Here is the average score range:

  • Excellent: 800 to 850
  • Very Good: 740 to 799
  • Good: 670 to 739
  • Fair: 580 to 669
  • Poor: 300 to 579
Unhappy with where you stand? Follow the next steps to improve.


Step 3. Pay On Time   

Your payment history makes up 35% of your FICO score. That’s more than any other category, so it’s incredibly important to pay your bills on time. Consider creating a budget to help you manage your expenses and signing up for automatic bill pay so you can be sure your bills are paid on time.

 

Step 4. Check for Errors   

Up to 5% of credit reports may contain errors that incorrectly lower your score. Examine your report in detail, and if you see an error, file a dispute with the bureau. Then, contact the organization that provided the incorrect data and request they update the info with the bureau.
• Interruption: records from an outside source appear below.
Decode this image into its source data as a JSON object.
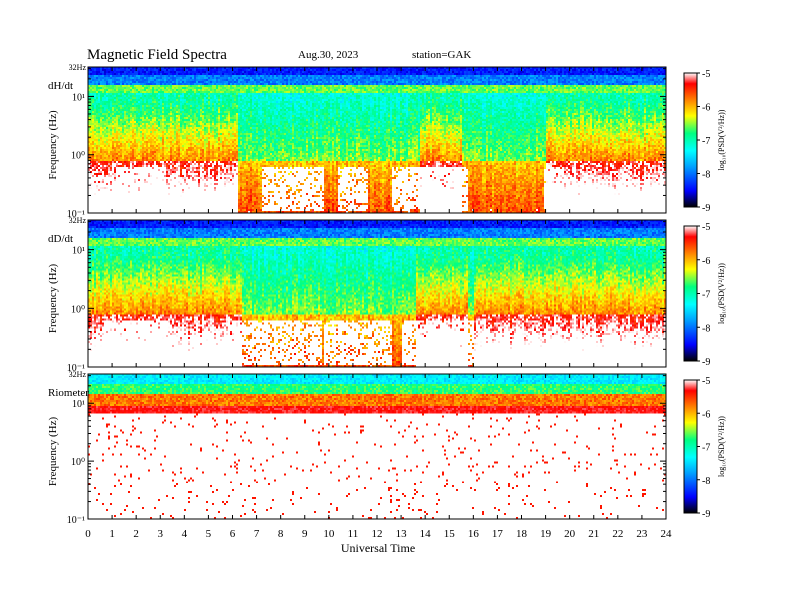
{
  "header": {
    "title": "Magnetic  Field  Spectra",
    "date": "Aug.30, 2023",
    "station": "station=GAK"
  },
  "chart_data": {
    "type": "heatmap",
    "xlabel": "Universal Time",
    "xlim": [
      0,
      24
    ],
    "xticks": [
      "0",
      "1",
      "2",
      "3",
      "4",
      "5",
      "6",
      "7",
      "8",
      "9",
      "10",
      "11",
      "12",
      "13",
      "14",
      "15",
      "16",
      "17",
      "18",
      "19",
      "20",
      "21",
      "22",
      "23",
      "24"
    ],
    "ylabel": "Frequency  (Hz)",
    "ylim_hz": [
      0.1,
      32
    ],
    "log_y": true,
    "colorbar": {
      "label": "log₁₀(PSD(V²/Hz))",
      "range": [
        -9,
        -5
      ],
      "ticks": [
        "-5",
        "-6",
        "-7",
        "-8",
        "-9"
      ],
      "colors": [
        "#000000",
        "#0000ff",
        "#00a0ff",
        "#00ffff",
        "#00ff80",
        "#ffff00",
        "#ff8000",
        "#ff0000",
        "#ffffff"
      ]
    },
    "panels": [
      {
        "name": "dH/dt",
        "top_label": "32Hz",
        "y_tick_labels": [
          "10¹",
          "10⁰",
          "10⁻¹"
        ],
        "white_regions_ut": [
          [
            1.2,
            3.2
          ],
          [
            7.2,
            9.8
          ],
          [
            10.4,
            11.6
          ],
          [
            12.6,
            15.8
          ],
          [
            18.9,
            19.8
          ]
        ],
        "red_region_ut": [
          [
            0,
            6.2
          ],
          [
            13.8,
            15.5
          ],
          [
            19,
            24
          ]
        ]
      },
      {
        "name": "dD/dt",
        "top_label": "32Hz",
        "y_tick_labels": [
          "10¹",
          "10⁰",
          "10⁻¹"
        ],
        "white_regions_ut": [
          [
            0.6,
            3.3
          ],
          [
            6.0,
            9.7
          ],
          [
            9.8,
            12.6
          ],
          [
            13.0,
            16.0
          ]
        ],
        "red_region_ut": [
          [
            0,
            6.4
          ],
          [
            13.6,
            15.8
          ],
          [
            16,
            24
          ]
        ]
      },
      {
        "name": "Riometer",
        "top_label": "32Hz",
        "y_tick_labels": [
          "10¹",
          "10⁰",
          "10⁻¹"
        ],
        "white_regions_ut": [
          [
            0,
            24
          ]
        ],
        "red_region_ut": [
          [
            0,
            24
          ]
        ]
      }
    ]
  }
}
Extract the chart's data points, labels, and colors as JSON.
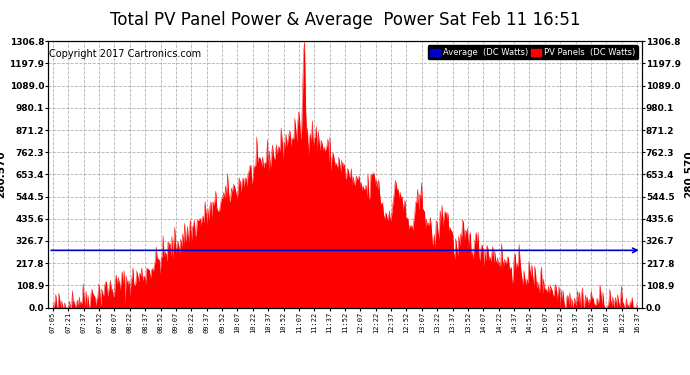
{
  "title": "Total PV Panel Power & Average  Power Sat Feb 11 16:51",
  "copyright": "Copyright 2017 Cartronics.com",
  "average_value": 280.57,
  "y_max": 1306.8,
  "y_min": 0.0,
  "y_ticks": [
    0.0,
    108.9,
    217.8,
    326.7,
    435.6,
    544.5,
    653.4,
    762.3,
    871.2,
    980.1,
    1089.0,
    1197.9,
    1306.8
  ],
  "x_labels": [
    "07:05",
    "07:21",
    "07:37",
    "07:52",
    "08:07",
    "08:22",
    "08:37",
    "08:52",
    "09:07",
    "09:22",
    "09:37",
    "09:52",
    "10:07",
    "10:22",
    "10:37",
    "10:52",
    "11:07",
    "11:22",
    "11:37",
    "11:52",
    "12:07",
    "12:22",
    "12:37",
    "12:52",
    "13:07",
    "13:22",
    "13:37",
    "13:52",
    "14:07",
    "14:22",
    "14:37",
    "14:52",
    "15:07",
    "15:22",
    "15:37",
    "15:52",
    "16:07",
    "16:22",
    "16:37"
  ],
  "fill_color": "#FF0000",
  "line_color": "#FF0000",
  "average_line_color": "#0000CC",
  "background_color": "#FFFFFF",
  "grid_color": "#AAAAAA",
  "legend_avg_bg": "#0000CC",
  "legend_pv_bg": "#FF0000",
  "title_fontsize": 12,
  "avg_label": "280.570",
  "copyright_fontsize": 7
}
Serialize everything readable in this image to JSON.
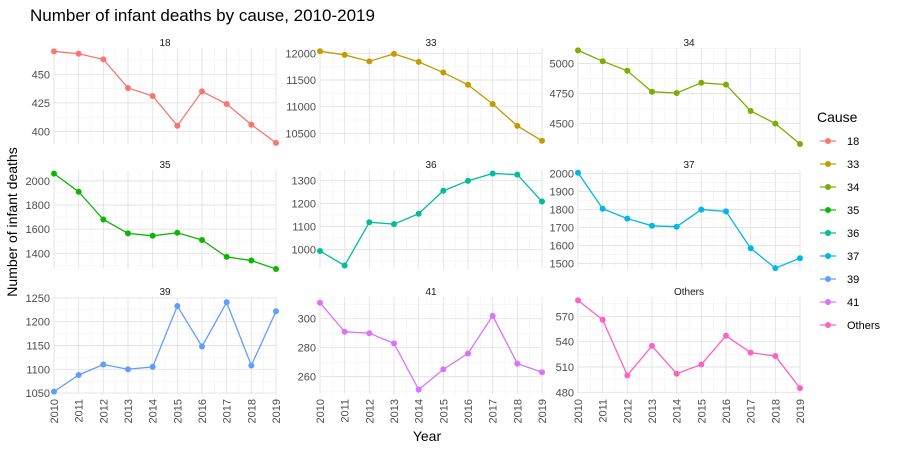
{
  "chart_data": {
    "type": "line",
    "title": "Number of infant deaths by cause, 2010-2019",
    "xlabel": "Year",
    "ylabel": "Number of infant deaths",
    "x": [
      2010,
      2011,
      2012,
      2013,
      2014,
      2015,
      2016,
      2017,
      2018,
      2019
    ],
    "grid": true,
    "legend": {
      "title": "Cause",
      "placement": "right",
      "entries": [
        "18",
        "33",
        "34",
        "35",
        "36",
        "37",
        "39",
        "41",
        "Others"
      ]
    },
    "panels": [
      {
        "name": "18",
        "color": "#F8766D",
        "ylim": [
          389,
          473
        ],
        "ticks": [
          400,
          425,
          450
        ],
        "values": [
          470,
          468,
          463,
          438,
          431,
          405,
          435,
          424,
          406,
          390
        ]
      },
      {
        "name": "33",
        "color": "#C49A00",
        "ylim": [
          10300,
          12100
        ],
        "ticks": [
          10500,
          11000,
          11500,
          12000
        ],
        "values": [
          12040,
          11970,
          11850,
          11990,
          11840,
          11640,
          11410,
          11050,
          10640,
          10360
        ]
      },
      {
        "name": "34",
        "color": "#7CAE00",
        "ylim": [
          4330,
          5130
        ],
        "ticks": [
          4500,
          4750,
          5000
        ],
        "values": [
          5110,
          5020,
          4940,
          4765,
          4755,
          4840,
          4825,
          4605,
          4500,
          4330
        ]
      },
      {
        "name": "35",
        "color": "#0CB702",
        "ylim": [
          1270,
          2090
        ],
        "ticks": [
          1400,
          1600,
          1800,
          2000
        ],
        "values": [
          2060,
          1910,
          1680,
          1565,
          1545,
          1570,
          1510,
          1370,
          1340,
          1270
        ]
      },
      {
        "name": "36",
        "color": "#00BE9A",
        "ylim": [
          915,
          1345
        ],
        "ticks": [
          1000,
          1100,
          1200,
          1300
        ],
        "values": [
          993,
          930,
          1118,
          1110,
          1155,
          1255,
          1298,
          1330,
          1325,
          1208
        ]
      },
      {
        "name": "37",
        "color": "#00B8E7",
        "ylim": [
          1470,
          2020
        ],
        "ticks": [
          1500,
          1600,
          1700,
          1800,
          1900,
          2000
        ],
        "values": [
          2005,
          1805,
          1750,
          1710,
          1705,
          1800,
          1790,
          1585,
          1475,
          1530
        ]
      },
      {
        "name": "39",
        "color": "#619CFF",
        "ylim": [
          1048,
          1252
        ],
        "ticks": [
          1050,
          1100,
          1150,
          1200,
          1250
        ],
        "values": [
          1053,
          1088,
          1110,
          1100,
          1105,
          1233,
          1148,
          1241,
          1108,
          1222
        ]
      },
      {
        "name": "41",
        "color": "#DB72FB",
        "ylim": [
          248,
          315
        ],
        "ticks": [
          260,
          280,
          300
        ],
        "values": [
          311,
          291,
          290,
          283,
          251,
          265,
          276,
          302,
          269,
          263
        ]
      },
      {
        "name": "Others",
        "color": "#FF61C3",
        "ylim": [
          478,
          593
        ],
        "ticks": [
          480,
          510,
          540,
          570
        ],
        "values": [
          589,
          566,
          500,
          535,
          502,
          513,
          547,
          527,
          523,
          485
        ]
      }
    ]
  }
}
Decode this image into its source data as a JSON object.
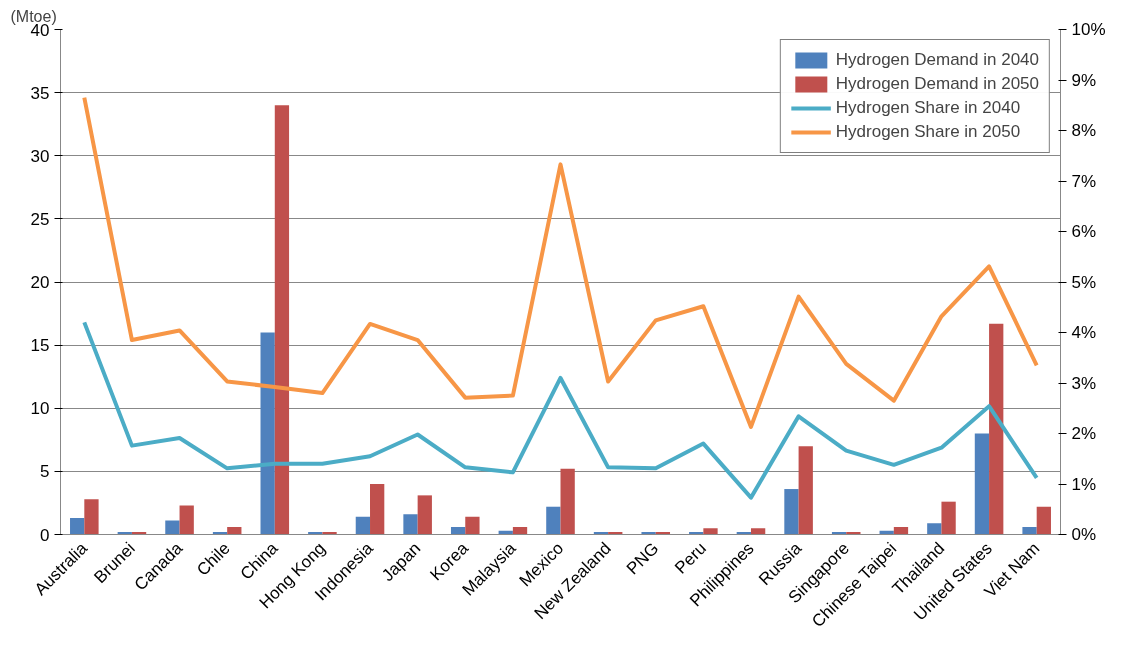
{
  "chart_data": {
    "type": "bar",
    "ylabel": "(Mtoe)",
    "categories": [
      "Australia",
      "Brunei",
      "Canada",
      "Chile",
      "China",
      "Hong Kong",
      "Indonesia",
      "Japan",
      "Korea",
      "Malaysia",
      "Mexico",
      "New Zealand",
      "PNG",
      "Peru",
      "Philippines",
      "Russia",
      "Singapore",
      "Chinese Taipei",
      "Thailand",
      "United States",
      "Viet Nam"
    ],
    "series": [
      {
        "name": "Hydrogen Demand in 2040",
        "color": "#4f81bd",
        "values": [
          1.3,
          0.2,
          1.1,
          0.2,
          16,
          0.2,
          1.4,
          1.6,
          0.6,
          0.3,
          2.2,
          0.2,
          0.2,
          0.2,
          0.2,
          3.6,
          0.2,
          0.3,
          0.9,
          8.0,
          0.6
        ]
      },
      {
        "name": "Hydrogen Demand in 2050",
        "color": "#c0504d",
        "values": [
          2.8,
          0.2,
          2.3,
          0.6,
          34,
          0.2,
          4.0,
          3.1,
          1.4,
          0.6,
          5.2,
          0.2,
          0.2,
          0.5,
          0.5,
          7.0,
          0.2,
          0.6,
          2.6,
          16.7,
          2.2
        ]
      },
      {
        "name": "Hydrogen Share in 2040",
        "type": "line",
        "axis": "y2",
        "color": "#4bacc6",
        "values": [
          4.2,
          1.76,
          1.91,
          1.31,
          1.4,
          1.4,
          1.55,
          1.98,
          1.33,
          1.23,
          3.1,
          1.33,
          1.31,
          1.8,
          0.73,
          2.34,
          1.66,
          1.38,
          1.72,
          2.54,
          1.12
        ]
      },
      {
        "name": "Hydrogen Share in 2050",
        "type": "line",
        "axis": "y2",
        "color": "#f79646",
        "values": [
          8.65,
          3.85,
          4.04,
          3.03,
          2.92,
          2.8,
          4.17,
          3.85,
          2.71,
          2.75,
          7.33,
          3.03,
          4.24,
          4.52,
          2.13,
          4.71,
          3.38,
          2.65,
          4.32,
          5.31,
          3.35
        ]
      }
    ],
    "ylim": [
      0,
      40
    ],
    "yticks": [
      0,
      5,
      10,
      15,
      20,
      25,
      30,
      35,
      40
    ],
    "y2lim": [
      0,
      10
    ],
    "y2ticks": [
      {
        "value": 0,
        "label": "0%"
      },
      {
        "value": 1,
        "label": "1%"
      },
      {
        "value": 2,
        "label": "2%"
      },
      {
        "value": 3,
        "label": "3%"
      },
      {
        "value": 4,
        "label": "4%"
      },
      {
        "value": 5,
        "label": "5%"
      },
      {
        "value": 6,
        "label": "6%"
      },
      {
        "value": 7,
        "label": "7%"
      },
      {
        "value": 8,
        "label": "8%"
      },
      {
        "value": 9,
        "label": "9%"
      },
      {
        "value": 10,
        "label": "10%"
      }
    ],
    "grid": "y",
    "legend": "top right",
    "line_style": "solid"
  }
}
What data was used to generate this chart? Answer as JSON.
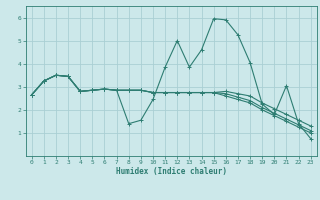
{
  "xlabel": "Humidex (Indice chaleur)",
  "bg_color": "#cce8ea",
  "line_color": "#2e7d72",
  "grid_color": "#aacfd4",
  "spine_color": "#2e7d72",
  "xlim": [
    -0.5,
    23.5
  ],
  "ylim": [
    0,
    6.5
  ],
  "xticks": [
    0,
    1,
    2,
    3,
    4,
    5,
    6,
    7,
    8,
    9,
    10,
    11,
    12,
    13,
    14,
    15,
    16,
    17,
    18,
    19,
    20,
    21,
    22,
    23
  ],
  "yticks": [
    1,
    2,
    3,
    4,
    5,
    6
  ],
  "lines": [
    {
      "x": [
        0,
        1,
        2,
        3,
        4,
        5,
        6,
        7,
        8,
        9,
        10,
        11,
        12,
        13,
        14,
        15,
        16,
        17,
        18,
        19,
        20,
        21,
        22,
        23
      ],
      "y": [
        2.65,
        3.25,
        3.5,
        3.45,
        2.8,
        2.85,
        2.9,
        2.85,
        1.4,
        1.55,
        2.45,
        3.85,
        5.0,
        3.85,
        4.6,
        5.95,
        5.9,
        5.25,
        4.05,
        2.25,
        1.8,
        3.05,
        1.4,
        0.75
      ]
    },
    {
      "x": [
        0,
        1,
        2,
        3,
        4,
        5,
        6,
        7,
        8,
        9,
        10,
        11,
        12,
        13,
        14,
        15,
        16,
        17,
        18,
        19,
        20,
        21,
        22,
        23
      ],
      "y": [
        2.65,
        3.25,
        3.5,
        3.45,
        2.8,
        2.85,
        2.9,
        2.85,
        2.85,
        2.85,
        2.75,
        2.75,
        2.75,
        2.75,
        2.75,
        2.75,
        2.6,
        2.45,
        2.3,
        2.0,
        1.75,
        1.5,
        1.25,
        1.0
      ]
    },
    {
      "x": [
        0,
        1,
        2,
        3,
        4,
        5,
        6,
        7,
        8,
        9,
        10,
        11,
        12,
        13,
        14,
        15,
        16,
        17,
        18,
        19,
        20,
        21,
        22,
        23
      ],
      "y": [
        2.65,
        3.25,
        3.5,
        3.45,
        2.8,
        2.85,
        2.9,
        2.85,
        2.85,
        2.85,
        2.75,
        2.75,
        2.75,
        2.75,
        2.75,
        2.75,
        2.7,
        2.55,
        2.4,
        2.1,
        1.85,
        1.6,
        1.35,
        1.1
      ]
    },
    {
      "x": [
        0,
        1,
        2,
        3,
        4,
        5,
        6,
        7,
        8,
        9,
        10,
        11,
        12,
        13,
        14,
        15,
        16,
        17,
        18,
        19,
        20,
        21,
        22,
        23
      ],
      "y": [
        2.65,
        3.25,
        3.5,
        3.45,
        2.8,
        2.85,
        2.9,
        2.85,
        2.85,
        2.85,
        2.75,
        2.75,
        2.75,
        2.75,
        2.75,
        2.75,
        2.8,
        2.7,
        2.6,
        2.3,
        2.05,
        1.8,
        1.55,
        1.3
      ]
    }
  ]
}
Step 5. Erase Accidents   

Everyone makes mistakes, including making a late payment or two. If you have a history of late payments, there’s nothing you can do except improve going forward, but if you’ve only made a couple of late payments, call the company you paid late and ask them to remove it from your record.


Step 6. Increase Your Limit

One of the most obvious ways to increase your credit score is to pay off your debts, but if that’s not an option right now, ask your credit card company to increase your credit limit. This will give you a lower credit utilization rate, also known as your debt to credit ratio. Just be sure not to spend the extra amount!

 

Step 7. Be Patient

Unfortunately, negative items can remain on your report for up to 7 years. However, that doesn’t mean your credit score can’t increase during that time by taking the above steps. For example, it only takes 6 months of on-time payments to see a noticeable difference in your score. The sooner you start improving your habits, the sooner your score will improve.